Et vous Laurent Tillie, l’homme qui a hissé l’équipe de France de volley-ball au sein de l’élite mondiale, comment motivez-vous vos talents ?

Laurent Tillie : Je combine des approches différentes, des psychologies différentes. Pour ne pas étouffer les talents bruts, j’applique à la fois consignes et liberté. Il est en effet très important de leur fixer des objectifs et des points clés essentiels, qui façonnent le cadre dans lequel va s’exprimer leur espace de liberté. Ces talents purs, ces diamants, sont des profils très spéciaux, qui ont besoin de responsabilités par rapport au reste de l’équipe, mais d’un environnement bien défini. Les autres, les hommes de l’ombre, je veille à les mettre en valeur, je les laisse beaucoup sur le terrain, dans l’action, je les valorise beaucoup…

Vous les chouchoutez davantage…

Laurent Tillie : Non, ils n’en ont pas besoin. Ce sont au contraire les talents purs qu’il convient de chouchouter, car ce sont des gens qui ressentent beaucoup de frustrations. Ce sont des surdoués qui ne comprennent pas forcément la lenteur des autres, qui en souffrent et peuvent facilement décrocher. D’où la nécessité de garder un lien constant avec eux.

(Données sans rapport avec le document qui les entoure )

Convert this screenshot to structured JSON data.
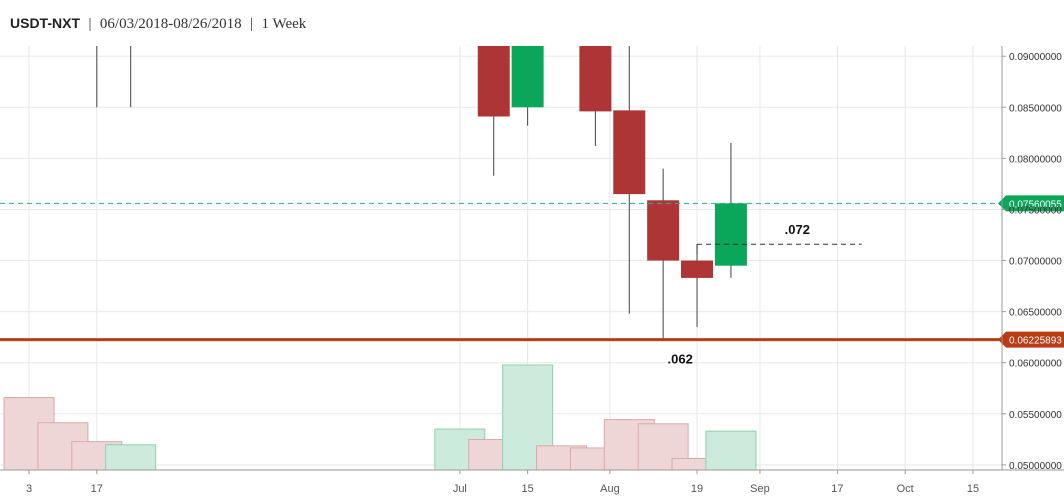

Pour révéler un collectif, il est nécessaire de passer du temps à l’observer, même si cela semble non productif dans l’instant. Je trouve important, aussi, de se poser après un échec ou un problème, car c’est à ce moment-là qu’on apprend puis que l’on progresse. Enfin, nous travaillons beaucoup la frustration aux entraînements, en flirtant avec des situations difficiles susceptibles de survenir en compétition, cela permet de s’améliorer.

Il y a une phrase que j’aime beaucoup, c’est la suivante : « Se préparer en technicien, agir en primitif ». Je trouve que cela marche pour tout : dans le sport bien sur, mais aussi dans la vie et au sein des entreprises.

Faut-il vouloir retenir un talent qui souhaite s’en aller ?

Laurent Tillie : Il me semble que c’est inutile, mais une chose est sûre, si l’on veut conserver les talents le plus longtemps possible, il ne faut jamais oublier de décompresser une fois qu’un objectif est atteint. La capacité à se reconcentrer, l’envie, la fraîcheur intellectuelle… reviennent souvent après une pause. Le rôle du manager est aussi là : dans sa capacité à dire où l’on va ensemble, à fixer une direction, des temps d’action et des phases de repos, un chemin dont il prouve qu’il est le meilleur.

David Bernard : Je pense que vouloir retenir quelqu’un qui n’est plus enclin à faire des concessions se révélera forcément improductif. Le mieux, c’est d’agir en prévention, avec un cadre de travail épanouissant, des responsabilités renouvelées ou nouvelles, une confiance réaffirmée, une vision réexpliquée sur le long terme.

Cécile Dejoux : Aujourd’hui, beaucoup de gens sont perdus, car les attentes sont énormes. Tout va très vite, les tensions se multiplient, les collaborateurs doivent apprendre vite et bien. Les entreprises sont souvent le théâtre de l’expression d’un stress terrible. Donc, pour retenir et motiver en permanence, il faut en effet imposer des repères, des espaces de respiration, un contexte non stressant. Et une capacité à poser les yeux sur chaque individu pour l’aider à s’épanouir et donc à donner le meilleur de lui-même.

BIO EXPRESS’ 

Laurent Tillie a démarré sa carrière de volleyeur professionnel à Cannes où il a également officié comme entraîneur après de multiples expériences en Italie, à Paris et Nice, mais aussi 407 sélections en équipe de France. Aujourd’hui sélectionneur national, il est reconnu pour ses talents de meneur d’hommes bien au-delà des terrains de sport.

Cécile Dejoux apparaît en 25e position des personnalités les plus influentes sur Twitter dans le monde de l’enseignement supérieur. Véritable star des cours en ligne, cette professeure des universités au Conservatoire national des arts et métiers (Cnam) est une experte des MOOCs. Chacune de ses nouvelles publications, sous-titrées en anglais, rassemble des centaines de milliers d’apprenants en ligne.

David Bernard, psychologue du travail de formation, est le cofondateur de la société Assessfirst, spécialisée dans le recrutement prédictif. Créé en 2002 à Paris, Assessfirst emploie aujourd’hui 20 collaborateurs et réalise des croissances de plus de 30 % par an. Ses 3 500 clients et 10 000 utilisateurs sont basés dans le monde entier.